Air Grille Installation Repairs and Tips

  • The age of the grille, and brand of grille, can cause variations in size and screw hole placement when replacing an air grille.
  • If  the existing mounting holes don’t line up you may have enough room to create new holes by moving the grille up or down, but be careful that you are not too close to the existing holes and make one big hole.
  • If the air grille screw will be screwing into a wall stud you’re best off drilling a pilot hole first. The coating on the screws can easily be stripped off if the screw is torqued too much. You can check this by tapping or slight pushing on the interior side of the air boot to feel for a solid object. You may also be able to visible see a wall stud is present.
  • Be careful not to over-tighten and strip the air grille screws when screwing into the sheet metal tabs.
  • The air grille screw is not grabbing anything? (i) The sheet metal hole is stripped. (ii) The duct boot tab may have broken off.
  • Stripped screw hole? (i) Try a bigger diameter or longer screw. Your local home improvement store will sell different variations with a painted finish. You can switch to a phillips pan head screw instead of a hex head screw if that’s all that is available with a painted head. (ii) Try a plastic wall anchor and screw combination in the wall facia (drywall, plaster, etc.) for securing the air grille.
10 Comments

10 Comments

  1. Pete

    March 19, 2016 at 4:13 pm

    I started this process for my bedroom above the door frame. once I cut thru the drywall, i noticed a brick wall in between that and the other side of the wall. what is the best way to cut thru that? or is that not recommended?

    • Editorial Staff

      March 19, 2016 at 7:47 pm

      Hi Pete,
      Without personally seeing and knowing the build of your home, I don’t feel comfortable advising on removing anything involving structure.

  2. mark

    July 27, 2015 at 2:58 am

    when using a ventilation system and supplying air into a room through a grille at high level, should the grille face up or down?

    • Editorial Staff

      July 27, 2015 at 8:41 am

      Hi Mark,
      Some will argue that it doesn’t matter, but if you look at the images in the articles, a standard louver air grille should have the louvers large opening facing upwards.

      • mark

        July 27, 2015 at 9:21 am

        Denny,

        It is a supply grille I asked the question of, and do you have a reason why the louvres should face upwards.

        Many thanks

      • Editorial Staff

        July 27, 2015 at 4:13 pm

        Mark,
        Per the article: 1) Visual appeal, you avoid seeing directly into the unappealing duct boot. 2) Aids in pulling stale hot air near the ceiling for circulation purposes.
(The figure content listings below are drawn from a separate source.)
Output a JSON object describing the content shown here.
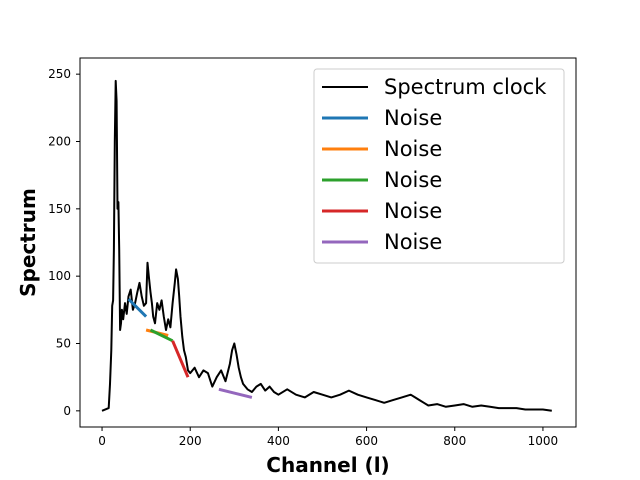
{
  "chart_data": {
    "type": "line",
    "xlabel": "Channel (l)",
    "ylabel": "Spectrum",
    "xlim": [
      -50,
      1075
    ],
    "ylim": [
      -12,
      262
    ],
    "xticks": [
      0,
      200,
      400,
      600,
      800,
      1000
    ],
    "yticks": [
      0,
      50,
      100,
      150,
      200,
      250
    ],
    "grid": false,
    "legend_position": "top-right",
    "colors": {
      "spectrum": "#000000",
      "noise": [
        "#1f77b4",
        "#ff7f0e",
        "#2ca02c",
        "#d62728",
        "#9467bd"
      ]
    },
    "series": [
      {
        "name": "Spectrum clock",
        "x": [
          0,
          15,
          18,
          21,
          23,
          25,
          27,
          29,
          31,
          33,
          35,
          37,
          39,
          41,
          43,
          45,
          48,
          52,
          56,
          60,
          65,
          70,
          75,
          80,
          85,
          90,
          95,
          100,
          103,
          106,
          110,
          113,
          116,
          120,
          125,
          130,
          135,
          140,
          145,
          150,
          155,
          160,
          165,
          168,
          172,
          175,
          178,
          182,
          186,
          190,
          195,
          200,
          210,
          220,
          230,
          240,
          250,
          260,
          270,
          280,
          290,
          295,
          300,
          305,
          310,
          315,
          320,
          330,
          340,
          350,
          360,
          370,
          380,
          390,
          400,
          420,
          440,
          460,
          480,
          500,
          520,
          540,
          560,
          580,
          600,
          620,
          640,
          660,
          680,
          700,
          710,
          720,
          730,
          740,
          760,
          780,
          800,
          820,
          840,
          860,
          880,
          900,
          920,
          940,
          960,
          980,
          1000,
          1020
        ],
        "y": [
          0,
          2,
          20,
          45,
          78,
          82,
          120,
          200,
          245,
          230,
          150,
          155,
          120,
          60,
          65,
          75,
          68,
          80,
          72,
          85,
          90,
          75,
          80,
          88,
          95,
          85,
          78,
          80,
          110,
          100,
          88,
          80,
          70,
          65,
          80,
          75,
          82,
          70,
          60,
          68,
          62,
          80,
          95,
          105,
          98,
          85,
          70,
          55,
          45,
          40,
          30,
          28,
          32,
          25,
          30,
          28,
          18,
          25,
          30,
          22,
          35,
          45,
          50,
          42,
          32,
          25,
          20,
          16,
          14,
          18,
          20,
          15,
          18,
          14,
          12,
          16,
          12,
          10,
          14,
          12,
          10,
          12,
          15,
          12,
          10,
          8,
          6,
          8,
          10,
          12,
          10,
          8,
          6,
          4,
          5,
          3,
          4,
          5,
          3,
          4,
          3,
          2,
          2,
          2,
          1,
          1,
          1,
          0
        ]
      },
      {
        "name": "Noise",
        "x": [
          60,
          100
        ],
        "y": [
          83,
          70
        ]
      },
      {
        "name": "Noise",
        "x": [
          100,
          150
        ],
        "y": [
          60,
          56
        ]
      },
      {
        "name": "Noise",
        "x": [
          110,
          160
        ],
        "y": [
          60,
          52
        ]
      },
      {
        "name": "Noise",
        "x": [
          160,
          195
        ],
        "y": [
          52,
          25
        ]
      },
      {
        "name": "Noise",
        "x": [
          265,
          340
        ],
        "y": [
          16,
          10
        ]
      }
    ]
  }
}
Think of it like a wide vacuum nozzle.

      • mark

        July 28, 2015 at 2:24 am

        Denny,

        How would you advise on how to avoid staining to ceilings from grilles facing upwards?

        Many thanks

      • Editorial Staff

        July 28, 2015 at 7:10 am

        Mark,
        Not sure I quite follow? Are you asking about dirty air being pulled across the ceiling…into the vent…and leaving staining behind?

      • mark

        July 28, 2015 at 8:37 am

        Denny,

        Sorry to be a pain but I didn’t have all the information.
        This is a bedroom with en suite shower room and the shower room has extract and the bedroom has an supply vent above the entry door (with louvres facing upwards) close to the ceiling which is causing staining to the ceiling.
        My question is whether the louvres can face downwards without causing any issues with the system?

        Many thanks

      • Editorial Staff

        July 28, 2015 at 9:59 am

        Mark,
        Without seeing the layout in person, I think this may be one of those “can’t be avoided” scenarios. Similar to how the edges of carpet get dirty and stained from the way air moves about in a home. Ever notice how dust and debris are larger along baseboards. Just one of those things where only more frequent cleaning can minimize the effects.

        Back to your air grille. You shouldn’t have any airflow issues by flipping one grille around in a system, but only time will tell if it actually helps eliminate staining. Might want to consider a high quality washable paint instead.